Mursla Bio has launched its AI precision medicine platform.
It also issued a pre-print reporting the first validated method for isolating hepatocyte extracellular vesicles (EVs) from plasma for organ-specific proteomic and miRNA profiling. Mursla Bio is engaging with potential partners to apply its platform to additional disease areas, biomarker discovery and IVD translation programmes.
The platform addresses a gap in liquid biopsy and precision medicine: enabling non-invasive access to organ-specific molecular information from blood with high spatial and biological resolution. Mursla Bio’s platform is built on its ability to isolate and analyze EVs secreted by specific organs into the bloodstream. The platform reduces non-target background by up to five orders of magnitude compared to standard bulk EV isolation and significantly improves data structure, enhancing prediction model generalisation.
The pre-print presents the first multi-layered validation of hepatocyte EV isolation in humans, confirming liver origin through proteomic and nucleic acid markers. Key supporting proteomics data was generated in collaboration with Evotec International GmbH. Patient samples were provided by University College London, with Brian Davidson, a global leader in liver disease surgery and clinical research, contributing as a co-author. The company said the study shows its method yields robust, organ-specific multi-omics data using minimal blood volume, offering a novel scalable approach for biomarker and AI development.

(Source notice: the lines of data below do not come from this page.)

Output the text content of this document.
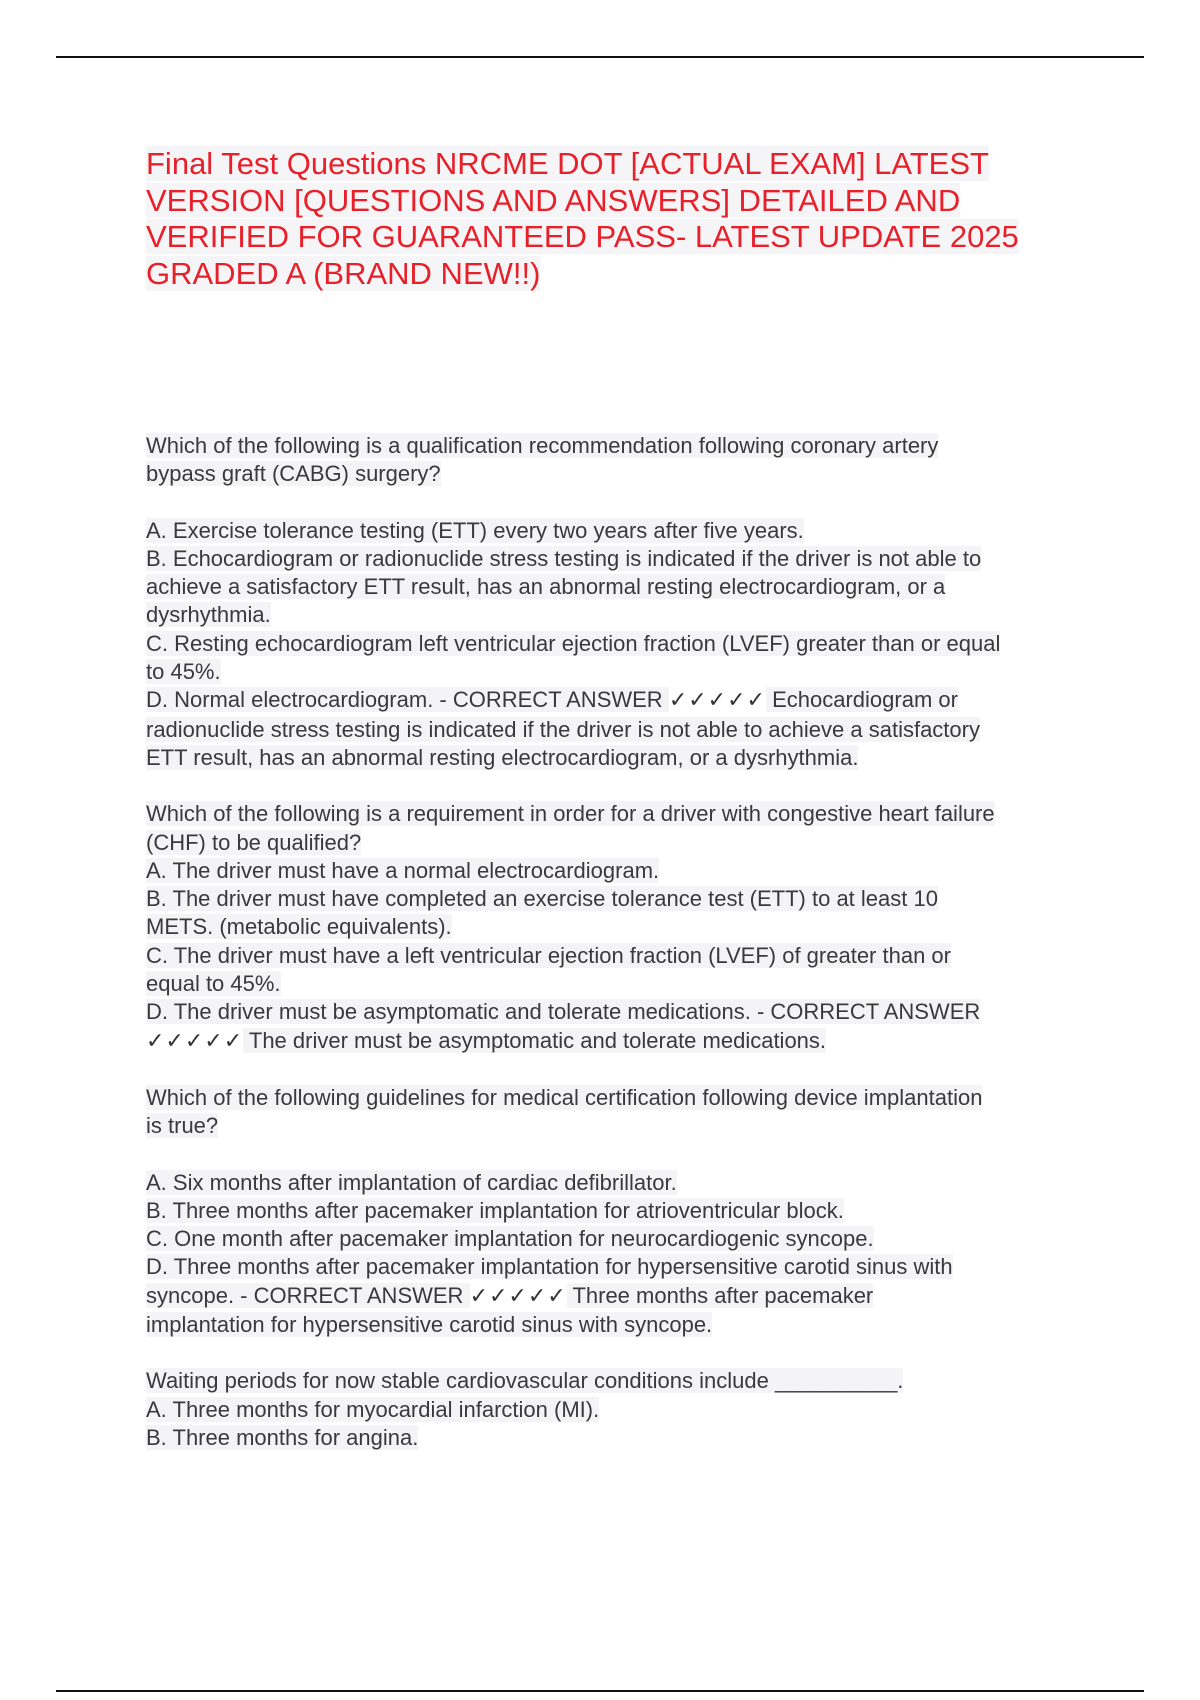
Final Test Questions NRCME DOT [ACTUAL EXAM] LATEST
VERSION [QUESTIONS AND ANSWERS] DETAILED AND
VERIFIED FOR GUARANTEED PASS- LATEST UPDATE 2025
GRADED A (BRAND NEW!!)
Which of the following is a qualification recommendation following coronary artery
bypass graft (CABG) surgery?
A. Exercise tolerance testing (ETT) every two years after five years.
B. Echocardiogram or radionuclide stress testing is indicated if the driver is not able to
achieve a satisfactory ETT result, has an abnormal resting electrocardiogram, or a
dysrhythmia.
C. Resting echocardiogram left ventricular ejection fraction (LVEF) greater than or equal
to 45%.
D. Normal electrocardiogram. - CORRECT ANSWER ✓✓✓✓✓ Echocardiogram or
radionuclide stress testing is indicated if the driver is not able to achieve a satisfactory
ETT result, has an abnormal resting electrocardiogram, or a dysrhythmia.
Which of the following is a requirement in order for a driver with congestive heart failure
(CHF) to be qualified?
A. The driver must have a normal electrocardiogram.
B. The driver must have completed an exercise tolerance test (ETT) to at least 10
METS. (metabolic equivalents).
C. The driver must have a left ventricular ejection fraction (LVEF) of greater than or
equal to 45%.
D. The driver must be asymptomatic and tolerate medications. - CORRECT ANSWER
✓✓✓✓✓ The driver must be asymptomatic and tolerate medications.
Which of the following guidelines for medical certification following device implantation
is true?
A. Six months after implantation of cardiac defibrillator.
B. Three months after pacemaker implantation for atrioventricular block.
C. One month after pacemaker implantation for neurocardiogenic syncope.
D. Three months after pacemaker implantation for hypersensitive carotid sinus with
syncope. - CORRECT ANSWER ✓✓✓✓✓ Three months after pacemaker
implantation for hypersensitive carotid sinus with syncope.
Waiting periods for now stable cardiovascular conditions include __________.
A. Three months for myocardial infarction (MI).
B. Three months for angina.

Mursla Bio’s platform incorporates optimized multi-omics workflows, embedded AI pipelines, and IVD translation processes to convert complex biological signals into practical, regulatory-grade assays. These assays are deployable on standard commercial instruments using patented, PCR and ELISA-like steps designed for clinical adoption. The platform also underpins the development of EvoLiver, the company’s lead clinical programme for liver cancer surveillance in cirrhotic patients. Built on multi-omics data from more than 300 patients, EvoLiver achieved 86% sensitivity and 88% specificity on a locked, IVD-compatible assay for early-stage hepatocellular carcinoma detection, and has received Breakthrough Device Designation from the FDA.
Pierre Arsène, founder and CEO of Mursla Bio, said: “EVs are nature’s native signal enrichment system for long-distance communication between cells and organs. Our platform harnesses this biology to non-invasively access organ-specific, multi-omics data from just a small blood sample. It produces structured, biologically labelled datasets that are optimized for AI and ready to support diagnostic translation. EvoLiver is our first proof point of real-world clinical impact, and we are now expanding access to the platform to advance our pipeline and enable partnerships across other disease areas.”
Mursla Bio is expanding its pipeline and collaborations, with additional organ programmes under way in cardiometabolic, lung, and neurological indications. The company said its platform will support pharma development through dynamic patient stratification, therapeutic response monitoring, surrogate markers and molecular phenotyping across complex disease biology.